I have no idea where we are. The airfield is in the middle of nowhere, but I turn away from my father and his private planes and corrupt kingdom, and start on a path I can’t even see in front of me. I don’t exactly know how I’ll do it, but I’ll prove him wrong, and all while leading a life free of him and his expectations and his constant disapproval.

I walk away, and I don’t look back.

4

Lennix

Defeat and dust mingle in the clear morning air. We gather on a cliff overlooking the sacred ground we fought so hard to keep and watch helplessly as the bulldozer’s sharp, jagged teeth devour the earth. T

he trucks plow a careless path over our memories and sift through our holy soil like a conquering soldier pillaging the pockets of the fallen.

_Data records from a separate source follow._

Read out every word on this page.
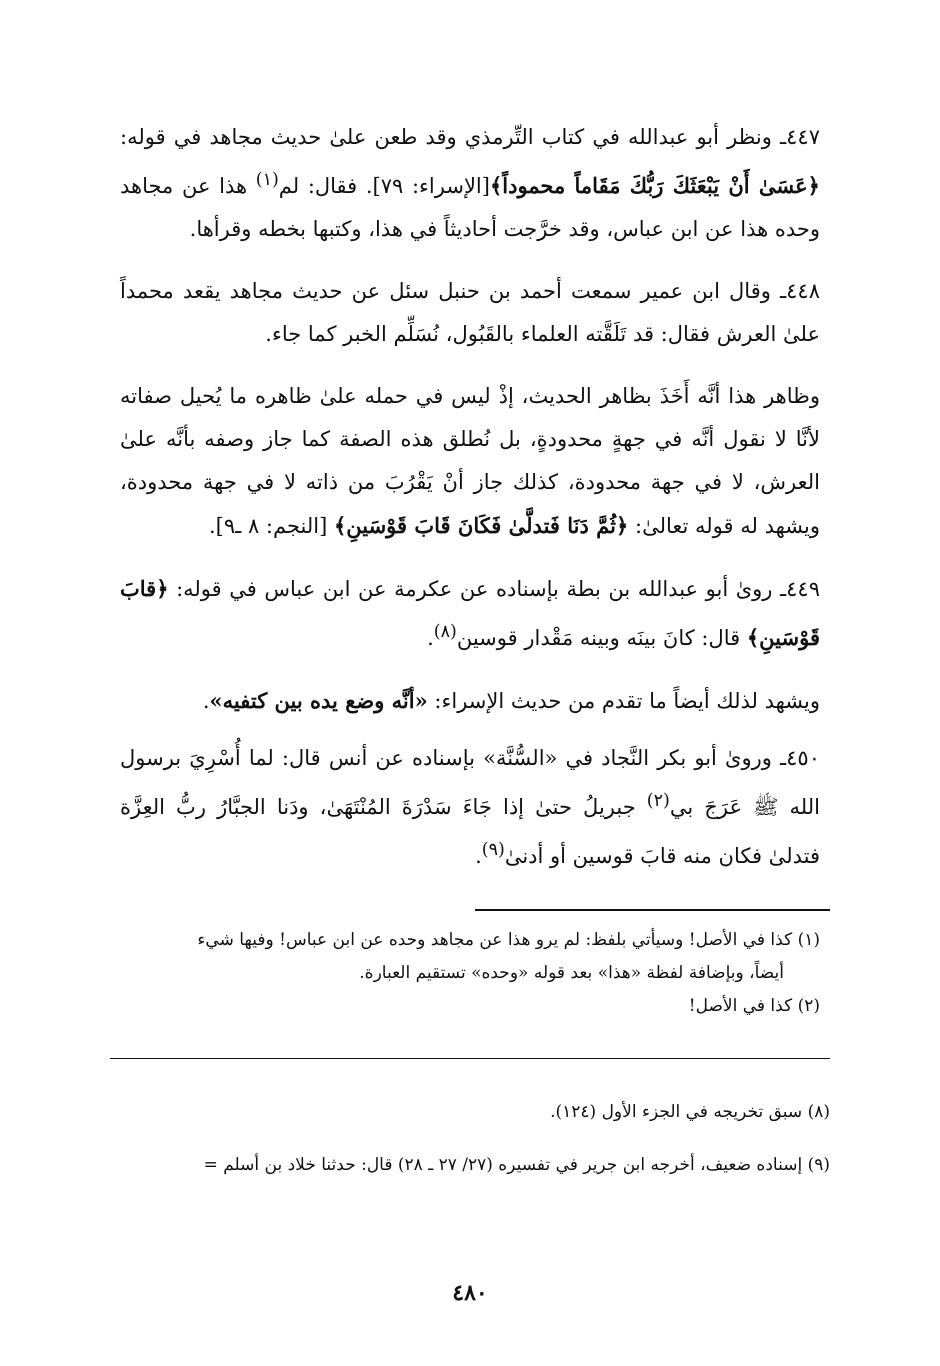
٤٤٧ـ ونظر أبو عبدالله في كتاب التِّرمذي وقد طعن علىٰ حديث مجاهد في قوله: ﴿عَسَىٰ أَنْ يَبْعَثَكَ رَبُّكَ مَقَاماً محموداً﴾[الإسراء: ٧٩]. فقال: لم$^{(١)}$ هذا عن مجاهد وحده هذا عن ابن عباس، وقد خرَّجت أحاديثاً في هذا، وكتبها بخطه وقرأها.

٤٤٨ـ وقال ابن عمير سمعت أحمد بن حنبل سئل عن حديث مجاهد يقعد محمداً علىٰ العرش فقال: قد تَلَقَّته العلماء بالقَبُول، نُسَلِّم الخبر كما جاء.

وظاهر هذا أنَّه أَخَذَ بظاهر الحديث، إذْ ليس في حمله علىٰ ظاهره ما يُحيل صفاته لأنَّا لا نقول أنَّه في جهةٍ محدودةٍ، بل نُطلق هذه الصفة كما جاز وصفه بأنَّه علىٰ العرش، لا في جهة محدودة، كذلك جاز أنْ يَقْرُبَ من ذاته لا في جهة محدودة، ويشهد له قوله تعالىٰ: ﴿ثُمَّ دَنَا فَتدلَّىٰ فَكَانَ قَابَ قَوْسَينِ﴾ [النجم: ٨ ـ٩].

٤٤٩ـ روىٰ أبو عبدالله بن بطة بإسناده عن عكرمة عن ابن عباس في قوله: ﴿قابَ قَوْسَينِ﴾ قال: كانَ بينَه وبينه مَقْدار قوسين$^{(٨)}$.

ويشهد لذلك أيضاً ما تقدم من حديث الإسراء: «أنَّه وضع يده بين كتفيه».

٤٥٠ـ وروىٰ أبو بكر النَّجاد في «السُّنَّة» بإسناده عن أنس قال: لما أُسْرِيَ برسول الله ﷺ عَرَجَ بي$^{(٢)}$ جبريلُ حتىٰ إذا جَاءَ سَدْرَةَ المُنْتَهَىٰ، ودَنا الجبَّارُ ربُّ العِزَّة فتدلىٰ فكان منه قابَ قوسين أو أدنىٰ$^{(٩)}$.

(١) كذا في الأصل! وسيأتي بلفظ: لم يرو هذا عن مجاهد وحده عن ابن عباس! وفيها شيء

أيضاً، وبإضافة لفظة «هذا» بعد قوله «وحده» تستقيم العبارة.

(٢) كذا في الأصل!

(٨) سبق تخريجه في الجزء الأول (١٢٤).

(٩) إسناده ضعيف، أخرجه ابن جرير في تفسيره (٢٧/ ٢٧ ـ ٢٨) قال: حدثنا خلاد بن أسلم =

٤٨٠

This battle is over. The field, lost.

Mena clutches my hand, tears streaking her cheeks. She has been there for me since she stood as godmother at my Sunrise Dance. She wiped away the sweat when I thought I’d die from dancing, from kneeling, from running those four days. She reassured me through every grueling hour. And when we realized Mama was gone, was never coming back, she held me, wiped my tears, and shed her own for her best friend. It wasn’t always easy for my father raising a teenage girl alone, especially one with a cultural history as complex as mine. I had to navigate his world, but also be a part of my mother’s. The community embraced me fully even after Mama was gone and I was attending the private school miles away from the reservation. And this woman, her best friend and my auntie, has been my greatest guide.

Mr. Paul bows his head, shoulders slumped and despondent. Dozens from the reservation and many of the Apache who live in town like I do have come to witness one more desecration. One more broken promise.

“Senator Middleton should be ashamed of himself,” my father mutters, his gray eyes as pained as if this is his land, too. “We can only hope the voters make him pay at the polls next year.”

“They won’t,” Mr. Paul says. “The politicians, the corporations, the government—they take and take and take. They promise and they lie and they trick and betray, but they never pay for crimes against us. We never get our due.”

“How ironic that the pipeline is here,” my father says. “So close to Apache Leap.”

I imagine those brave Apache warriors, with the U.S. Cavalry and certain defeat before them and certain death behind. They chose death over surrender, leaping over the cliff’s edge and into the next life.